Specifically, the lawsuit alleges Fred Meyer made false misrepresentations and
omissions when it charged customers more than certain beverage items were
actually worth in violation of Oregon’s consumer protection laws.
In its motion to dismiss, Fred Meyer argued that (1) the district court lacked subject
matter jurisdiction; and (2) plaintiffs failed to state a claim upon which relief can be
granted.
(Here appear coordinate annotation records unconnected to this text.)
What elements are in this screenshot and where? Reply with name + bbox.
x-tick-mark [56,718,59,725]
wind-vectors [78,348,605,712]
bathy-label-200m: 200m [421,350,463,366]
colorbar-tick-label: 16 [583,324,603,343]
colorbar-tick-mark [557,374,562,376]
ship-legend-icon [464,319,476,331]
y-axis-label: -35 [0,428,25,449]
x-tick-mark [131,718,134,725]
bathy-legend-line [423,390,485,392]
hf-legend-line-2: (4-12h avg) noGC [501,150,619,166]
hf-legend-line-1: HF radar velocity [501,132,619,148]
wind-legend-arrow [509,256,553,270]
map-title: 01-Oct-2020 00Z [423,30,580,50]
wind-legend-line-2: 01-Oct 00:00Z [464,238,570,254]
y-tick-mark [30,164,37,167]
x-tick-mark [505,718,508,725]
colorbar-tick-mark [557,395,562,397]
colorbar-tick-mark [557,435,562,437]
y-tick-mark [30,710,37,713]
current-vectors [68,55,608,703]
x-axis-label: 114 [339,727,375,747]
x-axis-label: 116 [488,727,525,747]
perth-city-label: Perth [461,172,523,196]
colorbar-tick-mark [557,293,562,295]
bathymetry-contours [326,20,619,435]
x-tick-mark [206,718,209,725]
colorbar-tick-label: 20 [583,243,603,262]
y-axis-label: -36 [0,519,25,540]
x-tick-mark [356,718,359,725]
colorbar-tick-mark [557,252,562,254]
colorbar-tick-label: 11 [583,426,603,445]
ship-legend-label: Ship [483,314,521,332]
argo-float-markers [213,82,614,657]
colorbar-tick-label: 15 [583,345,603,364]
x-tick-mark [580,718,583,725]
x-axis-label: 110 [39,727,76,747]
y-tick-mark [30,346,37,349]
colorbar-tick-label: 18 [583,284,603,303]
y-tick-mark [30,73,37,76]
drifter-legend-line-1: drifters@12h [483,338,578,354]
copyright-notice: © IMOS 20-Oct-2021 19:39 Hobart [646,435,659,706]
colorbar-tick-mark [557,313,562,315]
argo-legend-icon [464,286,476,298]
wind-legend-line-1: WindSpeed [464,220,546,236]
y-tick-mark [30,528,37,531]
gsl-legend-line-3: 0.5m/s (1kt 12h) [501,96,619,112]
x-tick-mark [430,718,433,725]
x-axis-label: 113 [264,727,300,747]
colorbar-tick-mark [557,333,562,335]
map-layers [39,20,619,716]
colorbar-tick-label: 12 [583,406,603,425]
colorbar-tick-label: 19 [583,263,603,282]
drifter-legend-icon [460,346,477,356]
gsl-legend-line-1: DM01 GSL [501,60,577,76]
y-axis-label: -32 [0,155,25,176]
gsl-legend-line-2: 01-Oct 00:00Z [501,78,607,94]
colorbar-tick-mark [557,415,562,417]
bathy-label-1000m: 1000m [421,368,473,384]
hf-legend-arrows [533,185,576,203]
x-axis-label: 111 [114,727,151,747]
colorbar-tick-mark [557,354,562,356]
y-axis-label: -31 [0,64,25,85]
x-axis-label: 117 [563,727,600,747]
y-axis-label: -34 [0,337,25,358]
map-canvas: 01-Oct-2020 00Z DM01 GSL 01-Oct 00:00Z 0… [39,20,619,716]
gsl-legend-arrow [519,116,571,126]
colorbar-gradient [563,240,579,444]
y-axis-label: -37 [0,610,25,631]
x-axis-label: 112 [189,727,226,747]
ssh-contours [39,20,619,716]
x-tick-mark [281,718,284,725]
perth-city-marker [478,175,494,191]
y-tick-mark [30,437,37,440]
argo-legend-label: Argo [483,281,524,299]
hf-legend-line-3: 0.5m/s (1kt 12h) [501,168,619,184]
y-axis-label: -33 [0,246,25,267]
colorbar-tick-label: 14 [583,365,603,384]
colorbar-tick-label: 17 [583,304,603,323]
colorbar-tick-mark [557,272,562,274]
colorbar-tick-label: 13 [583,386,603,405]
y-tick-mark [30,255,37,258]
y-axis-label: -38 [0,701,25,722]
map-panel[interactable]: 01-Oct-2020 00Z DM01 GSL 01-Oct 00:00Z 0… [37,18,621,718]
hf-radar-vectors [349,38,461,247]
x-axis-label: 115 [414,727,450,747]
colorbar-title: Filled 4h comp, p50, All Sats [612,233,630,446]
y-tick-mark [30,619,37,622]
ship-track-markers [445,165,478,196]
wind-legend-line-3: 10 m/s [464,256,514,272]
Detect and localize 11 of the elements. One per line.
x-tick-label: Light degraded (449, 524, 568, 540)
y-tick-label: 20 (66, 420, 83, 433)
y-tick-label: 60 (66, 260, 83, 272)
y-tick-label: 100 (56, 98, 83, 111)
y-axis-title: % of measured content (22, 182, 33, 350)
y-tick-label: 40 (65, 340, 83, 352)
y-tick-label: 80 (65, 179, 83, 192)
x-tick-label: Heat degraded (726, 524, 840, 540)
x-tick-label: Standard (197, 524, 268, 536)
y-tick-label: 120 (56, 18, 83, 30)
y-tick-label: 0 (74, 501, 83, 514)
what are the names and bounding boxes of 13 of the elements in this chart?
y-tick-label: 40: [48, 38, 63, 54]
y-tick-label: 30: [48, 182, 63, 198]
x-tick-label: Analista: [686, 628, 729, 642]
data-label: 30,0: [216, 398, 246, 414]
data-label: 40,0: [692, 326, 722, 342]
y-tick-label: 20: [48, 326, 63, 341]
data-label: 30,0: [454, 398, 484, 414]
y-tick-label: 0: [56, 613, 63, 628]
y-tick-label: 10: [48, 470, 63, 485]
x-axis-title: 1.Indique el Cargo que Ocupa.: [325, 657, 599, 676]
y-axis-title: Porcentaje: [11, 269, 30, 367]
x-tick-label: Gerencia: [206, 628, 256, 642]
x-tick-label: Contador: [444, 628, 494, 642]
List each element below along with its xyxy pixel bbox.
In support of the latter, Fred Meyer urged the court to require plaintiffs to
establish reliance in order to prove they incurred an ascertainable loss.
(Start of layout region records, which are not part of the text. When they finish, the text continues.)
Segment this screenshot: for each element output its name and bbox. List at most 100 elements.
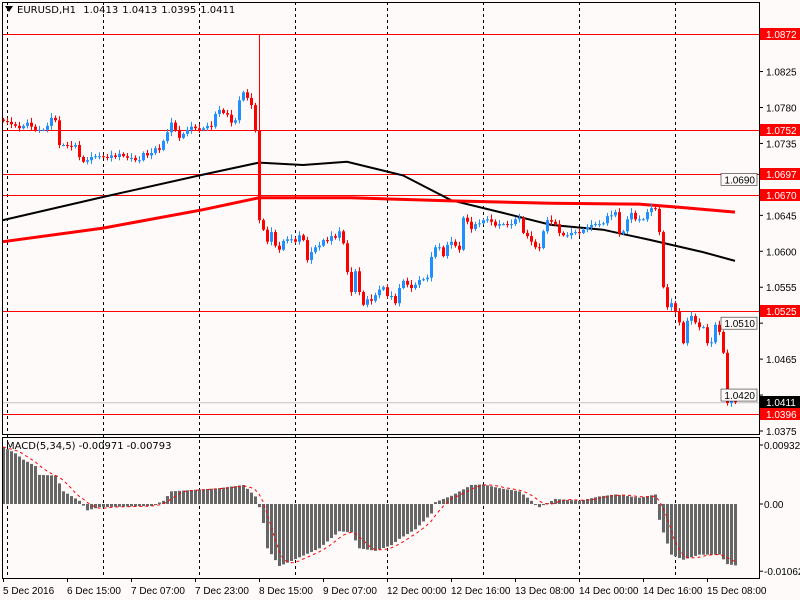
candle-body	[18, 125, 21, 129]
candle-body	[258, 130, 261, 221]
macd-bar	[302, 504, 305, 556]
macd-bar	[626, 496, 629, 504]
candle-body	[194, 126, 197, 129]
candle-body	[698, 322, 701, 328]
candle-body	[502, 224, 505, 226]
time-tick-label: 6 Dec 15:00	[67, 586, 121, 597]
candle-body	[406, 280, 409, 285]
candle-body	[702, 327, 705, 329]
macd-bar	[106, 504, 109, 507]
candle-body	[298, 235, 301, 242]
candle-body	[442, 247, 445, 257]
candle-body	[410, 284, 413, 289]
macd-bar	[158, 502, 161, 504]
candle-body	[462, 217, 465, 250]
price-tick-label: 1.0825	[766, 68, 797, 79]
macd-bar	[450, 495, 453, 504]
macd-bar	[554, 498, 557, 504]
candle-body	[722, 331, 725, 353]
candle-body	[230, 114, 233, 123]
candle-body	[186, 129, 189, 134]
candle-body	[614, 212, 617, 216]
candle-body	[262, 220, 265, 230]
macd-bar	[182, 490, 185, 504]
candle-body	[670, 303, 673, 308]
macd-bar	[598, 496, 601, 504]
candle-body	[274, 232, 277, 246]
candle-body	[566, 235, 569, 237]
macd-bar	[26, 461, 29, 504]
macd-bar	[238, 485, 241, 504]
candle-body	[122, 153, 125, 157]
candle-body	[494, 221, 497, 226]
macd-bar	[138, 504, 141, 507]
candle-body	[30, 122, 33, 127]
candle-body	[434, 247, 437, 257]
candle-body	[62, 145, 65, 147]
chart-header: EURUSD,H1 1.0413 1.0413 1.0395 1.0411	[5, 5, 239, 16]
candle-body	[654, 208, 657, 210]
candle-body	[242, 92, 245, 101]
price-tick-label: 1.0420	[724, 391, 755, 402]
macd-bar	[658, 504, 661, 520]
macd-bar	[566, 499, 569, 504]
candle-body	[398, 288, 401, 304]
level-price-label-bg	[760, 124, 800, 136]
candle-body	[446, 244, 449, 257]
candle-body	[490, 219, 493, 222]
macd-main-value: -0.00971	[78, 441, 124, 452]
candle-body	[454, 241, 457, 246]
macd-bar	[222, 487, 225, 504]
macd-bar	[358, 504, 361, 549]
macd-bar	[174, 491, 177, 504]
candle-body	[294, 239, 297, 242]
candle-body	[526, 232, 529, 237]
candle-body	[546, 220, 549, 232]
candle-body	[638, 219, 641, 221]
candle-body	[486, 219, 489, 221]
macd-bar	[58, 483, 61, 504]
candle-body	[706, 327, 709, 344]
level-price-label-bg	[760, 189, 800, 201]
low-value: 1.0395	[161, 5, 197, 16]
candle-body	[414, 284, 417, 289]
candle-body	[38, 129, 41, 131]
close-value: 1.0411	[200, 5, 236, 16]
macd-bar	[430, 504, 433, 514]
macd-bar	[438, 500, 441, 504]
candle-body	[26, 122, 29, 126]
candle-body	[214, 113, 217, 127]
macd-bar	[694, 504, 697, 556]
macd-bar	[202, 489, 205, 504]
macd-bar	[470, 485, 473, 504]
macd-bar	[662, 504, 665, 533]
level-price-label-bg	[760, 168, 800, 180]
candle-body	[610, 215, 613, 217]
candle-body	[646, 212, 649, 220]
candle-body	[302, 235, 305, 241]
candle-body	[626, 219, 629, 232]
macd-bar	[70, 496, 73, 504]
candle-body	[58, 120, 61, 146]
candle-body	[594, 224, 597, 226]
dropdown-triangle-icon[interactable]	[5, 6, 13, 12]
macd-bar	[274, 504, 277, 561]
candle-body	[618, 212, 621, 234]
price-tick-label: 1.0780	[766, 103, 797, 114]
macd-bar	[354, 504, 357, 541]
candle-body	[530, 236, 533, 242]
open-value: 1.0413	[83, 5, 119, 16]
macd-bar	[42, 475, 45, 504]
candle-body	[238, 100, 241, 121]
candle-body	[534, 241, 537, 248]
candle-body	[234, 120, 237, 123]
time-tick-label: 13 Dec 08:00	[515, 586, 575, 597]
candle-body	[650, 208, 653, 213]
candle-body	[330, 236, 333, 241]
macd-bar	[466, 487, 469, 504]
candle-body	[126, 156, 129, 158]
macd-bar	[118, 504, 121, 507]
candle-body	[78, 145, 81, 158]
candle-body	[134, 157, 137, 161]
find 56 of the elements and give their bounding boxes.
U.S. District Court Judge Michael Mosman made two important findings in his
opinion issued on November 20, 2020:
(1) The court found jurisdiction was proper in federal court because plaintiffs
were not seeking to “enjoin, suspend, or restrain” the collection of any state
“tax”; and
(2) The court found plaintiffs were not required to establish reliance when
alleging ascertainable loss under a diminished value theory.
Fred Meyer had argued that plaintiffs must demonstrate subjective reliance on a
representation, act, or omission that violates the UTPA in order to prove they
incurred an ascertainable loss.
In Pearson v. Philip Morris, Inc., 361 P.3d 3 (2015), the Oregon Supreme Court’s
majority opinion left open the question of whether a diminished value theory
requires “reliance to establish the requisite causal connection.” Judge Mosman,
citing Justice Walter’s concurrence in Pearson, affirmed plaintiffs’ assertion that
reliance is not required under a diminished value theory of liability.
Backed by the UPTA’s plain language and Justice Walter’s concurrence, the court
determined plaintiffs had adequately established ascertainable loss by showing
Fred Meyer had charged customers a price over and above the objective market
value of certain beverage items such that reliance was irrelevant. The court
reiterated, however, that a plaintiff may be required to show reliance to prove
ascertainable loss under a “refund of the purchase price” theory.